Designing the city

Christian Century, June 20, 2001 by Norman B. Bendroth

But the New Urbanist movement has matured and distinguished itself, says Calthorpe, in accenting economic diversity and regionalism. Economic diversity calls for a continuum of housing styles and prices: affordable and pricey, small and spacious, rented and owned, studios and family housing. This means mixing all income groups and races by distributing affordable housing throughout all communities in a given region. In effect, wealthy suburbs would include affordable housing, and urban neighborhoods would house middle-class families. This tenet implies no more warehousing of the poor in the inner city and no more public housing projects in low-income neighborhoods. It calls instead for inclusionary zoning in the suburbs and scattered-site development of affordable housing throughout a region.

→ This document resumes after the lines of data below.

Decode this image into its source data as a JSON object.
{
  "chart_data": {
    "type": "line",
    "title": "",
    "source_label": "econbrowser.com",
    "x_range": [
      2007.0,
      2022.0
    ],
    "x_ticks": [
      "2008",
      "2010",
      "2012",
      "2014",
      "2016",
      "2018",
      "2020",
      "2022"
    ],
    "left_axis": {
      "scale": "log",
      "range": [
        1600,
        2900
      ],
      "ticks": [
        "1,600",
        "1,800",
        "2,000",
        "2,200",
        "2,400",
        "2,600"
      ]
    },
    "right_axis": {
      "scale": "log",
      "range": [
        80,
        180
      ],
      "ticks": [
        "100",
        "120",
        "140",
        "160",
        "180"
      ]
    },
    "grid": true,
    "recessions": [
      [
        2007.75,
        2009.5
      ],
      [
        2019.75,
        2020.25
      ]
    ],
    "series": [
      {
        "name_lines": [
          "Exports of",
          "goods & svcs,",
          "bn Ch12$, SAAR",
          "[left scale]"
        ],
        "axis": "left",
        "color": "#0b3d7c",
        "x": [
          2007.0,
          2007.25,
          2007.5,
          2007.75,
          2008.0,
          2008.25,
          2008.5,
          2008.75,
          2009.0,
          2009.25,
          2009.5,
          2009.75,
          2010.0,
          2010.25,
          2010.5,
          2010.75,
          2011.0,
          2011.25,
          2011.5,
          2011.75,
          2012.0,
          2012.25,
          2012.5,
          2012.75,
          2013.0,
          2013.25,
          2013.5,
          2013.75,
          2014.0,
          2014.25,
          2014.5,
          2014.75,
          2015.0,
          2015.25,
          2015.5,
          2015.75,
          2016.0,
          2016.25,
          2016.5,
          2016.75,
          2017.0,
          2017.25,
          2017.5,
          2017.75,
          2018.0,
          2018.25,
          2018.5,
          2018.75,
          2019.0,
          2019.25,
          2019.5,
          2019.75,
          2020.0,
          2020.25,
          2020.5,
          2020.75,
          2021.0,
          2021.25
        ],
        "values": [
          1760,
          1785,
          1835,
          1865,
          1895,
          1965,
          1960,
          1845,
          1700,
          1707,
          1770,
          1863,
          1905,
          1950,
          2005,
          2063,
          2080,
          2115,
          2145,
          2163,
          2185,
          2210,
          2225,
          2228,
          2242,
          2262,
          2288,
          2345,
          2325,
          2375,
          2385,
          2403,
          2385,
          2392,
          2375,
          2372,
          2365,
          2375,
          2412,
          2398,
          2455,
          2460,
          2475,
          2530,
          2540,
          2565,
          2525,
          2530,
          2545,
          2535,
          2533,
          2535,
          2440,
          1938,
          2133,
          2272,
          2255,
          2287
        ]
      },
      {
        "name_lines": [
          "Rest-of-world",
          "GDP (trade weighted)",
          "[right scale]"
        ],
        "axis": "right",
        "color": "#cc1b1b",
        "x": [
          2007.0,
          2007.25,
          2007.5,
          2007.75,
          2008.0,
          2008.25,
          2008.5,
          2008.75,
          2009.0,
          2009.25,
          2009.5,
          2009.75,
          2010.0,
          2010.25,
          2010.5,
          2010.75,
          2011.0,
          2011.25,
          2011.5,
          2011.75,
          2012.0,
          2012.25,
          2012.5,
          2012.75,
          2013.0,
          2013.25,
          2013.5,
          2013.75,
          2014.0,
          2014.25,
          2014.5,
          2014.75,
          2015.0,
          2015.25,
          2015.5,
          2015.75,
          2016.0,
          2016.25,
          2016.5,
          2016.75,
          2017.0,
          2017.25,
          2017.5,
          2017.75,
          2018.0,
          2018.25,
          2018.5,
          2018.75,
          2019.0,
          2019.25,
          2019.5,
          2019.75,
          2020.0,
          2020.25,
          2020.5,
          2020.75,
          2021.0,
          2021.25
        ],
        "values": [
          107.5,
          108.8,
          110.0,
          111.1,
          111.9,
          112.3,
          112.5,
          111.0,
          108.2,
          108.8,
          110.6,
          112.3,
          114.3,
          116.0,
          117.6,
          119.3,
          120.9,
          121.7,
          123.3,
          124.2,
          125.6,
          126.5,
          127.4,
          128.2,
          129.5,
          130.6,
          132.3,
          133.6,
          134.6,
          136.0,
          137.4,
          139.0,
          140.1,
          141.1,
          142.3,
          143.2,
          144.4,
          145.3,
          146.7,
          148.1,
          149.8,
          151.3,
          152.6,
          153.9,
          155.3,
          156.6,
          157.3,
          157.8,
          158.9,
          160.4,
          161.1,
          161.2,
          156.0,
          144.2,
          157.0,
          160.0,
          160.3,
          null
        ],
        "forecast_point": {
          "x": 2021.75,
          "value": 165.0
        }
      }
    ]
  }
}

The notion of regional design has been out of fashion since Daniel Burnham's Chicago plan of the 1930s, but it is beginning to make a comeback in light of 21st-century exigencies of smog, sprawl and suburban ennui. The "Charter of the New Urbanism" describes the metropolitan region as "multiple centers that are cities, towns and villages, each with its own identifiable center and edges." A metropolis is a finite area with geographic boundaries defined by topography, watersheds, coastlines, farmlands, regional parks and river basins, otherwise seen as a connected corridor of human and natural habitation. Calthorpe argues that without attention to regional shaping tools such as urban growth boundaries, transit systems and designated urban centers, even well-designed development can flop. Without the constraints of housing diversity within neighborhoods and a regional design that navigates new investments, "the question of where new development should happen and who can afford it remains unanswered."

THE NOTION that there is an ideal scale and shape of human community conducive to human flourishing invites theological reflection. It is linked to the biblical vision that the human community should be a likeness, however dim, of the City of God. At the root of Hebrew and Christian definitions of community is the idea of covenant. In this covenant, human beings bind themselves to God and one another, promising to make and keep obligations for the greater good of the community, not just for themselves. For this community to succeed requires self-restraint and the ability to say no to oneself for the sake of the common good. It also requires a reference point beyond the self--God, a higher good, an ideal--something that motivates self-denial and makes it worthwhile.

At the same time individual liberty cannot be so subordinated that all uniqueness is diminished. The success of communities requires balancing the human need for communal belonging and the need for individual freedom. It also requires a realistic assessment of human nature. The Christian vision reminds us that we should not become too sanguine about efforts to create the good society, nor should we be so skeptical as to never make the attempt.